My greatest challenge in raising Sam has been guiding him into the person that he is meant to be on his own, rather than the person that I would be if I were him. It would be easy to expect him to play the roles I wish I’d played, follow the rules that I ignored, and turn into a miniature male version of myself, only better, without all the mistakes. But the way that he bucks me, wants me off his back, changes his passwords without my knowing to keep me away, keep me at bay, makes it nearly impossible for me to control his youth the way I feel I am charged to as his mother. 

Of course, I know that I am supposed to be letting him go. Intellectually, this makes perfect sense. He has reached an age and the physical ability to make a lot of his own decisions without me. And I do believe that I have managed to instill in him some core values that will keep him kind and caring toward others, mostly honest, and respectful of society. So in some ways I know that I am ahead of the game.

But what if I could have been there, helped him make that decision that he makes, the one that leads to something devastating and irreversible? Perhaps I could have warned him about getting into that car or taking all those drugs at once or not heeding the warning signals when that train was coming. I will explain to the police officer that I tried to tell him, that I offered to stay with him, always, that I promised I would keep him safe. And then I will fall into a heap, a lifeless bag of bones and skin, and I won’t rise up, ever, through all my remaining years. I will spend the rest of my life there, in that place, the place where I will become hollow, the place where I will lose my soul, become a mere skeleton of myself. The place where I was told that my beloved son is dead.

                                                                                                           * * *

The opportunities for my mere presence to embarrass Sam over the years have been in great abundance. But never have I felt more publicly unwanted than I do now by my sixteen-year-old son. When he refuses to be seen in town with me, ducking in the car if we pass a friend or insisting on takeout rather than dining in a neighborhood restaurant, I must remind myself of the moments that we have when we’re alone together, brief wisps of time when he might ask me for advice or see if I’ll test him on his flash cards. Times when I’m not the enemy, the rule maker, the embarrassing mother. Times when I can hope to instill yet one more piece of wisdom, beg him to heed one more warning.

And I must remember that this stage, like every other one in its wake, will be gone forever too. That soon I will be losing my sixteen-year-old to a seventeen-year-old, and so on, and so on. Before long we will be celebrating his high school graduation, and then college will likely follow, with maybe more school after that, or a job. Perhaps he will move far away from me, or maybe he will return home, temporarily, before he marries, or doesn't, or has children, or doesn't. 

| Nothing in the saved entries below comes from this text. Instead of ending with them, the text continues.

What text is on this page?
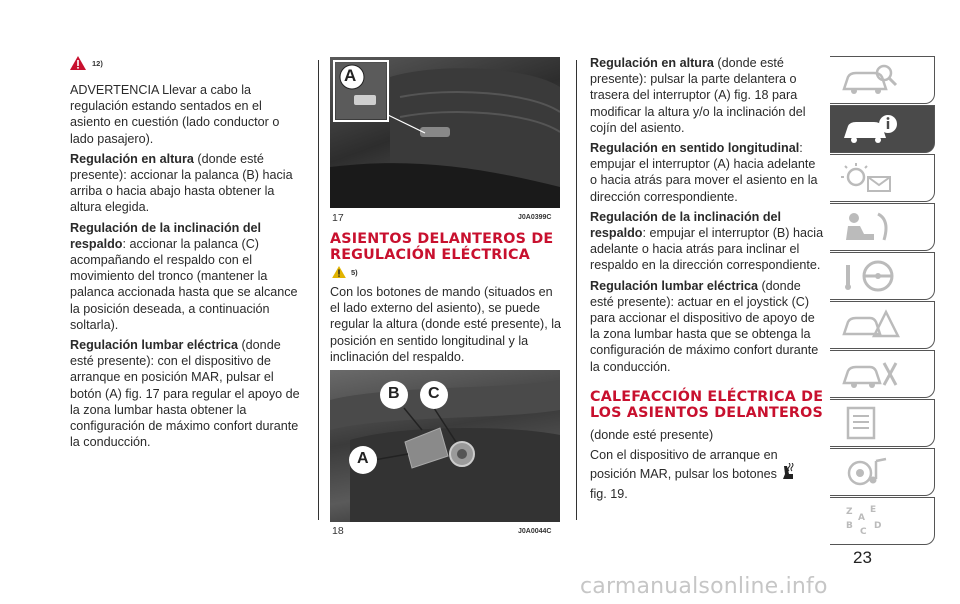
12)

ADVERTENCIA Llevar a cabo la regulación estando sentados en el asiento en cuestión (lado conductor o lado pasajero).

Regulación en altura (donde esté presente): accionar la palanca (B) hacia arriba o hacia abajo hasta obtener la altura elegida.

Regulación de la inclinación del respaldo: accionar la palanca (C) acompañando el respaldo con el movimiento del tronco (mantener la palanca accionada hasta que se alcance la posición deseada, a continuación soltarla).

Regulación lumbar eléctrica (donde esté presente): con el dispositivo de arranque en posición MAR, pulsar el botón (A) fig. 17 para regular el apoyo de la zona lumbar hasta obtener la configuración de máximo confort durante la conducción.

A
17	J0A0399C
ASIENTOS DELANTEROS DE REGULACIÓN ELÉCTRICA
5)

Con los botones de mando (situados en el lado externo del asiento), se puede regular la altura (donde esté presente), la posición en sentido longitudinal y la inclinación del respaldo.

B C
A
18	J0A0044C

Regulación en altura (donde esté presente): pulsar la parte delantera o trasera del interruptor (A) fig. 18 para modificar la altura y/o la inclinación del cojín del asiento.

Regulación en sentido longitudinal: empujar el interruptor (A) hacia adelante o hacia atrás para mover el asiento en la dirección correspondiente.

Regulación de la inclinación del respaldo: empujar el interruptor (B) hacia adelante o hacia atrás para inclinar el respaldo en la dirección correspondiente.

Regulación lumbar eléctrica (donde esté presente): actuar en el joystick (C) para accionar el dispositivo de apoyo de la zona lumbar hasta que se obtenga la configuración de máximo confort durante la conducción.

CALEFACCIÓN ELÉCTRICA DE LOS ASIENTOS DELANTEROS

(donde esté presente)

Con el dispositivo de arranque en posición MAR, pulsar los botones

fig. 19.

Z
A
E
B
C
D
23
carmanualsonline.info
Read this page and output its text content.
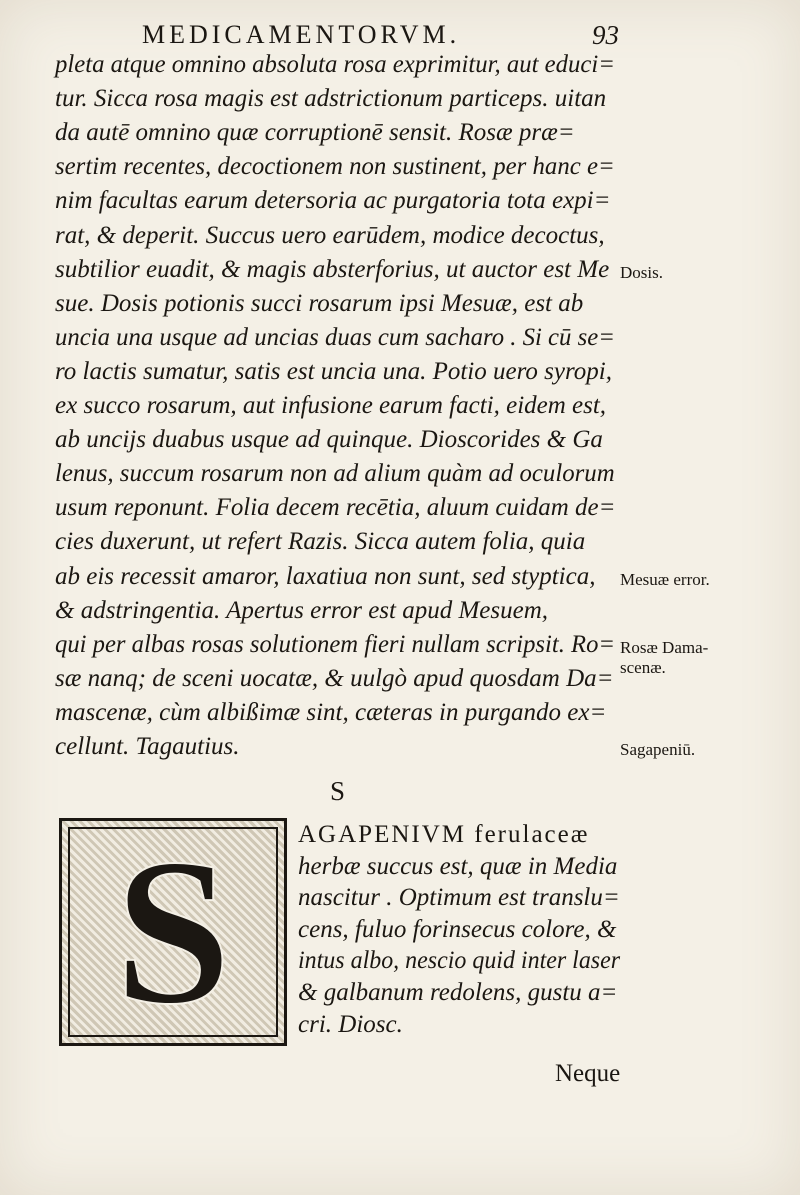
MEDICAMENTORVM.	93
pleta atque omnino absoluta rosa exprimitur, aut educi=
tur. Sicca rosa magis est adstrictionum particeps. uitan
da autē omnino quæ corruptionē sensit. Rosæ præ=
sertim recentes, decoctionem non sustinent, per hanc e=
nim facultas earum detersoria ac purgatoria tota expi=
rat, & deperit. Succus uero earūdem, modice decoctus,
subtilior euadit, & magis absterforius, ut auctor est Me
sue. Dosis potionis succi rosarum ipsi Mesuæ, est ab
uncia una usque ad uncias duas cum sacharo . Si cū se=
ro lactis sumatur, satis est uncia una. Potio uero syropi,
ex succo rosarum, aut infusione earum facti, eidem est,
ab uncijs duabus usque ad quinque. Dioscorides & Ga
lenus, succum rosarum non ad alium quàm ad oculorum
usum reponunt. Folia decem recētia, aluum cuidam de=
cies duxerunt, ut refert Razis. Sicca autem folia, quia
ab eis recessit amaror, laxatiua non sunt, sed styptica,
& adstringentia. Apertus error est apud Mesuem,
qui per albas rosas solutionem fieri nullam scripsit. Ro=
sæ nanq; de sceni uocatæ, & uulgò apud quosdam Da=
mascenæ, cùm albißimæ sint, cæteras in purgando ex=
cellunt. Tagautius.
Dosis.
Mesuæ error.
Rosæ Dama-
scenæ.
Sagapeniū.
S
S	AGAPENIVM ferulaceæ
herbæ succus est, quæ in Media
nascitur . Optimum est translu=
cens, fuluo forinsecus colore, &
intus albo, nescio quid inter laser
& galbanum redolens, gustu a=
cri. Diosc.
Neque
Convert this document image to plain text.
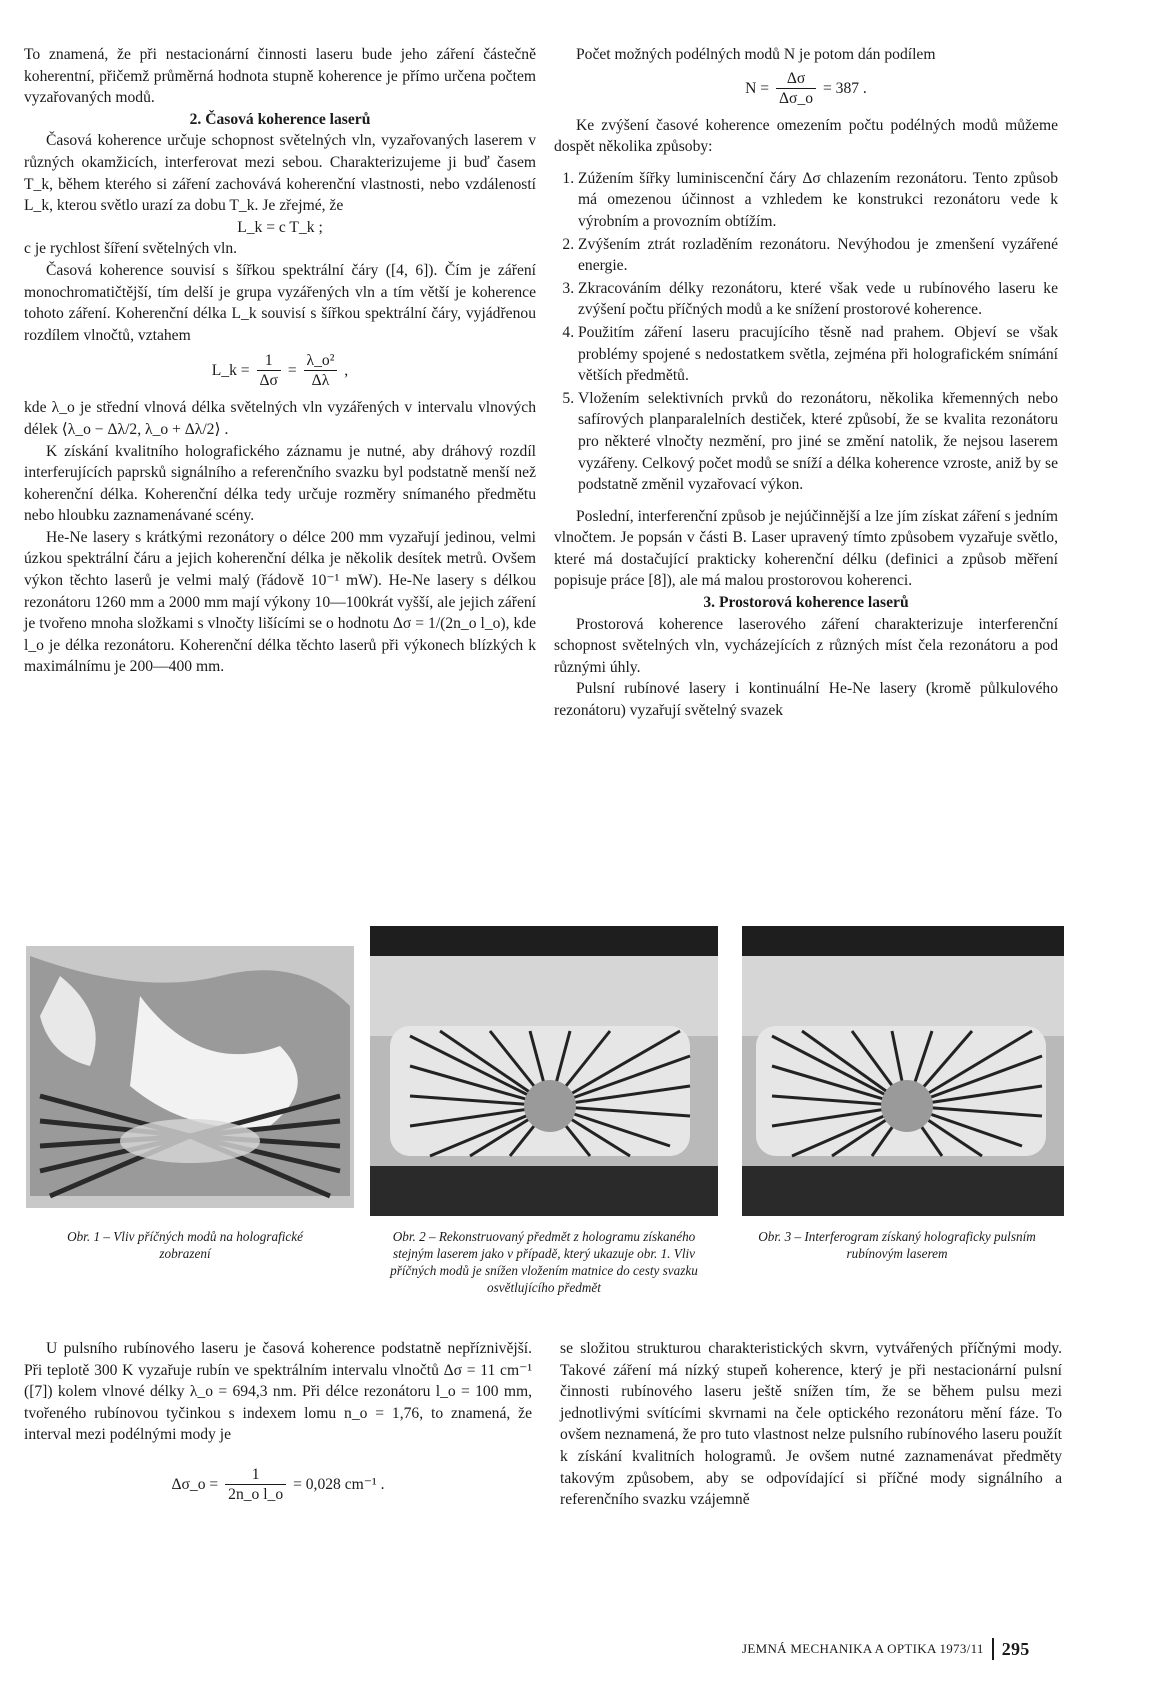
To znamená, že při nestacionární činnosti laseru bude jeho záření částečně koherentní, přičemž průměrná hodnota stupně koherence je přímo určena počtem vyzařovaných modů.

2. Časová koherence laserů

Časová koherence určuje schopnost světelných vln, vyzařovaných laserem v různých okamžicích, interferovat mezi sebou. Charakterizujeme ji buď časem T_k, během kterého si záření zachovává koherenční vlastnosti, nebo vzdáleností L_k, kterou světlo urazí za dobu T_k. Je zřejmé, že

L_k = c T_k ;

c je rychlost šíření světelných vln.

Časová koherence souvisí s šířkou spektrální čáry ([4, 6]). Čím je záření monochromatičtější, tím delší je grupa vyzářených vln a tím větší je koherence tohoto záření. Koherenční délka L_k souvisí s šířkou spektrální čáry, vyjádřenou rozdílem vlnočtů, vztahem

L_k = $\frac{1}{\Delta\sigma} = \frac{\text{λ\_o²}}{\Delta\lambda}$ ,

kde λ_o je střední vlnová délka světelných vln vyzářených v intervalu vlnových délek ⟨λ_o − Δλ/2, λ_o + Δλ/2⟩ .

K získání kvalitního holografického záznamu je nutné, aby dráhový rozdíl interferujících paprsků signálního a referenčního svazku byl podstatně menší než koherenční délka. Koherenční délka tedy určuje rozměry snímaného předmětu nebo hloubku zaznamenávané scény.

He-Ne lasery s krátkými rezonátory o délce 200 mm vyzařují jedinou, velmi úzkou spektrální čáru a jejich koherenční délka je několik desítek metrů. Ovšem výkon těchto laserů je velmi malý (řádově 10⁻¹ mW). He-Ne lasery s délkou rezonátoru 1260 mm a 2000 mm mají výkony 10—100krát vyšší, ale jejich záření je tvořeno mnoha složkami s vlnočty lišícími se o hodnotu Δσ = 1/(2n_o l_o), kde l_o je délka rezonátoru. Koherenční délka těchto laserů při výkonech blízkých k maximálnímu je 200—400 mm.

Počet možných podélných modů N je potom dán podílem

$N = \frac{\Delta\sigma}{\Delta\sigma\_o} = 387$ .

Ke zvýšení časové koherence omezením počtu podélných modů můžeme dospět několika způsoby:

1. Zúžením šířky luminiscenční čáry Δσ chlazením rezonátoru. Tento způsob má omezenou účinnost a vzhledem ke konstrukci rezonátoru vede k výrobním a provozním obtížím.
2. Zvýšením ztrát rozladěním rezonátoru. Nevýhodou je zmenšení vyzářené energie.
3. Zkracováním délky rezonátoru, které však vede u rubínového laseru ke zvýšení počtu příčných modů a ke snížení prostorové koherence.
4. Použitím záření laseru pracujícího těsně nad prahem. Objeví se však problémy spojené s nedostatkem světla, zejména při holografickém snímání větších předmětů.
5. Vložením selektivních prvků do rezonátoru, několika křemenných nebo safírových planparalelních destiček, které způsobí, že se kvalita rezonátoru pro některé vlnočty nezmění, pro jiné se změní natolik, že nejsou laserem vyzářeny. Celkový počet modů se sníží a délka koherence vzroste, aniž by se podstatně změnil vyzařovací výkon.

Poslední, interferenční způsob je nejúčinnější a lze jím získat záření s jedním vlnočtem. Je popsán v části B. Laser upravený tímto způsobem vyzařuje světlo, které má dostačující prakticky koherenční délku (definici a způsob měření popisuje práce [8]), ale má malou prostorovou koherenci.

3. Prostorová koherence laserů

Prostorová koherence laserového záření charakterizuje interferenční schopnost světelných vln, vycházejících z různých míst čela rezonátoru a pod různými úhly.

Pulsní rubínové lasery i kontinuální He-Ne lasery (kromě půlkulového rezonátoru) vyzařují světelný svazek

Obr. 1 – Vliv příčných modů na holografické zobrazení
Obr. 2 – Rekonstruovaný předmět z hologramu získaného stejným laserem jako v případě, který ukazuje obr. 1. Vliv příčných modů je snížen vložením matnice do cesty svazku osvětlujícího předmět
Obr. 3 – Interferogram získaný holograficky pulsním rubínovým laserem

U pulsního rubínového laseru je časová koherence podstatně nepříznivější. Při teplotě 300 K vyzařuje rubín ve spektrálním intervalu vlnočtů Δσ = 11 cm⁻¹ ([7]) kolem vlnové délky λ_o = 694,3 nm. Při délce rezonátoru l_o = 100 mm, tvořeného rubínovou tyčinkou s indexem lomu n_o = 1,76, to znamená, že interval mezi podélnými mody je

Δσ_o = $\frac{1}{\text{2n\_o l\_o}} = 0,028$ cm⁻¹ .

se složitou strukturou charakteristických skvrn, vytvářených příčnými mody. Takové záření má nízký stupeň koherence, který je při nestacionární pulsní činnosti rubínového laseru ještě snížen tím, že se během pulsu mezi jednotlivými svítícími skvrnami na čele optického rezonátoru mění fáze. To ovšem neznamená, že pro tuto vlastnost nelze pulsního rubínového laseru použít k získání kvalitních hologramů. Je ovšem nutné zaznamenávat předměty takovým způsobem, aby se odpovídající si příčné mody signálního a referenčního svazku vzájemně

JEMNÁ MECHANIKA A OPTIKA 1973/11 295
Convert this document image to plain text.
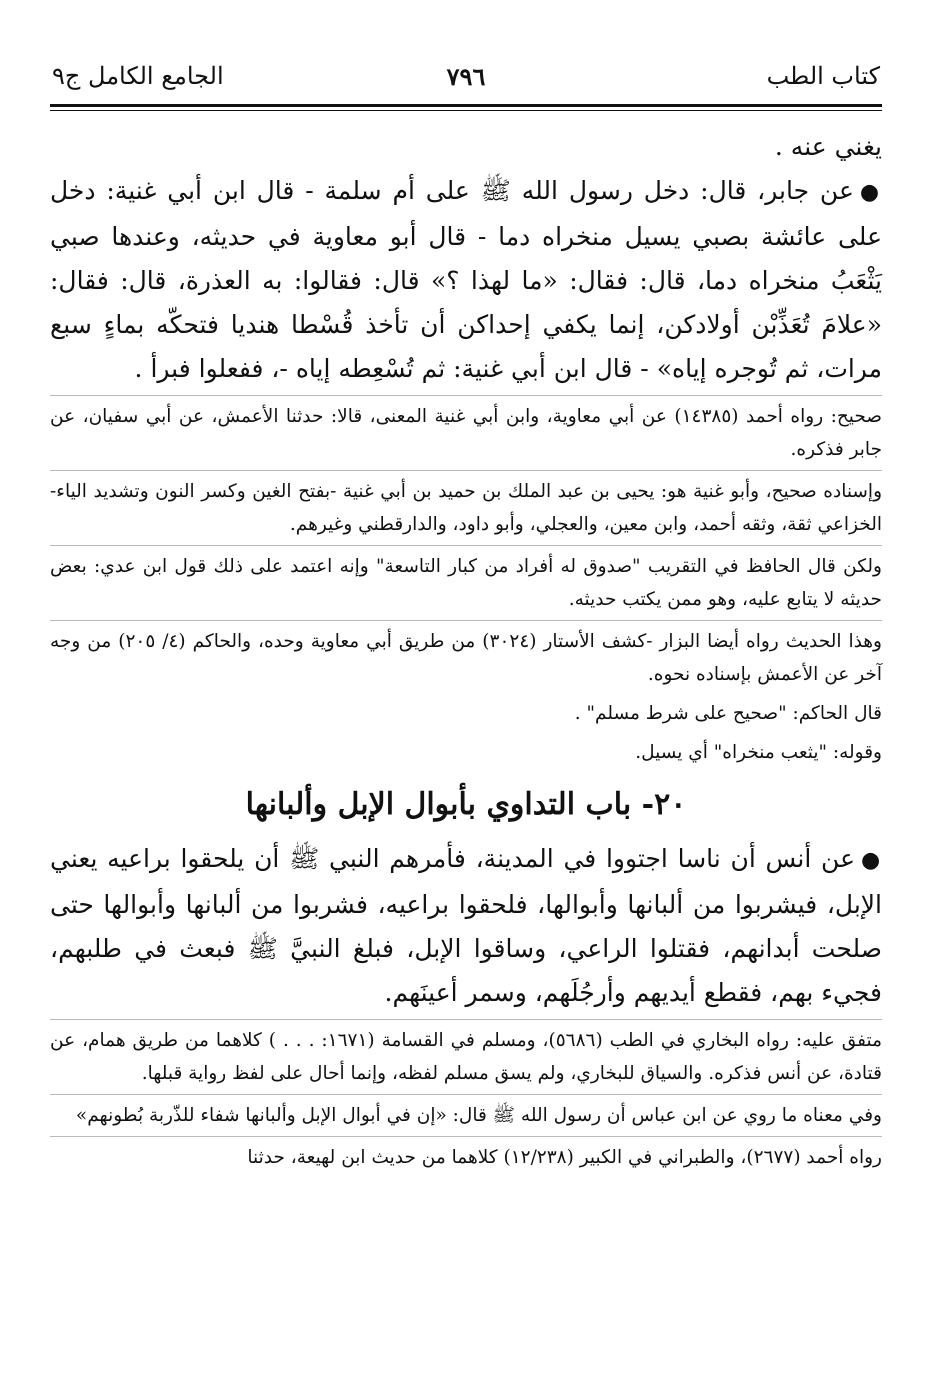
كتاب الطب
٧٩٦
الجامع الكامل ج٩

يغني عنه .

●عن جابر، قال: دخل رسول الله ﷺ على أم سلمة - قال ابن أبي غنية: دخل على عائشة بصبي يسيل منخراه دما - قال أبو معاوية في حديثه، وعندها صبي يَثْعَبُ منخراه دما، قال: فقال: «ما لهذا ؟» قال: فقالوا: به العذرة، قال: فقال: «علامَ تُعَذِّبْن أولادكن، إنما يكفي إحداكن أن تأخذ قُسْطا هنديا فتحكّه بماءٍ سبع مرات، ثم تُوجره إياه» - قال ابن أبي غنية: ثم تُسْعِطه إياه -، ففعلوا فبرأ .

صحيح: رواه أحمد (١٤٣٨٥) عن أبي معاوية، وابن أبي غنية المعنى، قالا: حدثنا الأعمش، عن أبي سفيان، عن جابر فذكره.

وإسناده صحيح، وأبو غنية هو: يحيى بن عبد الملك بن حميد بن أبي غنية -بفتح الغين وكسر النون وتشديد الياء- الخزاعي ثقة، وثقه أحمد، وابن معين، والعجلي، وأبو داود، والدارقطني وغيرهم.

ولكن قال الحافظ في التقريب "صدوق له أفراد من كبار التاسعة" وإنه اعتمد على ذلك قول ابن عدي: بعض حديثه لا يتابع عليه، وهو ممن يكتب حديثه.

وهذا الحديث رواه أيضا البزار -كشف الأستار (٣٠٢٤) من طريق أبي معاوية وحده، والحاكم (٤/ ٢٠٥) من وجه آخر عن الأعمش بإسناده نحوه.

قال الحاكم: "صحيح على شرط مسلم" .

وقوله: "يثعب منخراه" أي يسيل.

٢٠- باب التداوي بأبوال الإبل وألبانها

●عن أنس أن ناسا اجتووا في المدينة، فأمرهم النبي ﷺ أن يلحقوا براعيه يعني الإبل، فيشربوا من ألبانها وأبوالها، فلحقوا براعيه، فشربوا من ألبانها وأبوالها حتى صلحت أبدانهم، فقتلوا الراعي، وساقوا الإبل، فبلغ النبيَّ ﷺ فبعث في طلبهم، فجيء بهم، فقطع أيديهم وأرجُلَهم، وسمر أعينَهم.

متفق عليه: رواه البخاري في الطب (٥٦٨٦)، ومسلم في القسامة (١٦٧١: . . . ) كلاهما من طريق همام، عن قتادة، عن أنس فذكره. والسياق للبخاري، ولم يسق مسلم لفظه، وإنما أحال على لفظ رواية قبلها.

وفي معناه ما روي عن ابن عباس أن رسول الله ﷺ قال: «إن في أبوال الإبل وألبانها شفاء للذّربة بُطونهم»

رواه أحمد (٢٦٧٧)، والطبراني في الكبير (١٢/٢٣٨) كلاهما من حديث ابن لهيعة، حدثنا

                                                                                                           * * *

“Please don’t do that to the chair,” I requested, and as Sam settled the two front chair legs back to the floor, I took a bite of my pasta and sat quietly before attempting to explain my reaction. I knew that his request that I not attend his driving test didn't mean that I was a terrible mother. But I still couldn't help but feel that the very essence of my role as a parent was at stake.

“Sam,” I said, “I think this conversation would have gone a lot better if you had asked me not to go to your driving test in a different way. Instead, you could have said, ‘Mom, thank you so much for helping me learn how to drive. I just wonder if it would be okay with you if Dad took me to the test alone, because I will feel less nervous that way.’”

Sam put down his fork and looked at me. 

“Mom, I’m sorry,” he said slowly, with a continued effort to contain that part of him that wanted to explode.  “I’m sorry that my brain is not fully formed yet, and that I am not able to put words together and formulate sentences in the way that you can, given that you have lived thirty years longer than I have.”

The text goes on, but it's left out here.